Bottom line for patients with resistant hypertension

The investigators expect the treatment could be offered as an adjunct to medication therapy and lifestyle changes for patients with uncontrolled hypertension.

"Once the device is available, we envision recommending it to patients who have tried other therapies first.
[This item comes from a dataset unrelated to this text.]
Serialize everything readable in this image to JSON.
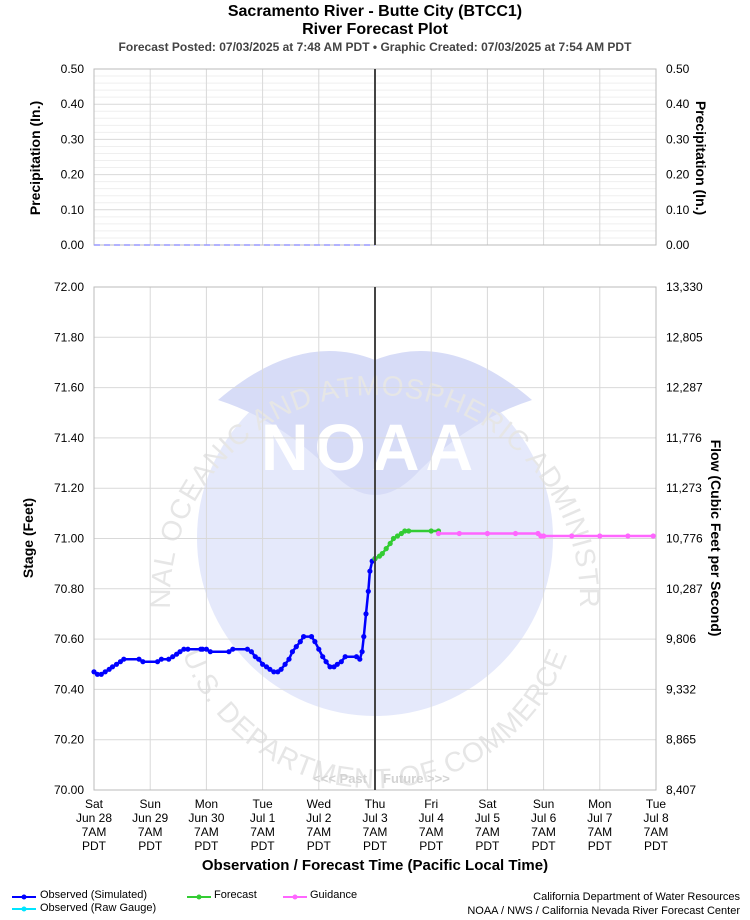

The hope is that by controlling blood pressure, we might be able to prevent kidney damage and other effects of uncontrolled blood pressure," Kirtane says.

References

More information

The study, titled "Patient-Level Pooled Analysis of Ultrasound Renal Denervation in the Sham-Controlled RADIANCE II, RADIANCE-HTN SOLO and RADIANCE-HTN TRIO Trials," was published Feb. 28 in JAMA Cardiology.

Other authors: Andrew SP Sharp, Cardiff University, UK; Felix Mahfoud, Massachusetts Institute of Technology, Cambridge, MA; Naomi DL Fisher, Brigham and Women's Hospital, Boston, MA; Roland E. Schmieder, Friedrich Alexander University, Erlangen, Germany; Joost Daemen, University Medical Center Rotterdam, Netherlands; Melvin D. Lobo, Queen Mary University of London, UK; Philipp Lurz, University of Leipzig, Germany; Jan Basile, University of South Carolina, Charleston, SC; Michael J. Bloch, University of Nevada School of Medicine, Reno, NV; Michael A. Weber, SUNY Downstate, New York, NY; Manish Saxena, Queen Mary University of London; Yale Wang, Abbott Northwestern Hospital, Minneapolis, MN; Kintur Sanghvi, Deborah Heart and Lung Center, Brown Mills, NJ; J. Stephen Jenkins, Ochsner Medical Center, New Orleans, LA; Chandan Devireddy, Emory University School of Medicine, Atlanta, GA; Florian Rader, Cedars-Sinai Heart Institute, Los Angeles, CA; Philippe Gosse, Hôpital Saint-André - CHU, Bordeaux, France; Marc Sapoval, Université Paris, France; Neil C. Barman, ReCor Medical, Palo Alto, CA; Lisa Claude, ReCor Medical; Dimitri Augustin, ReCor Medical; Lisa Thackeray, NAMSA, Minneapolis, MN; Christopher M Mullin, NAMSA.

The study was funded by ReCor Medical Inc. Disclosures can be found in the paper.

This paper includes data from the RADIANCE II trial, which was published simultaneously in JAMA and was also co-led by Kirtane.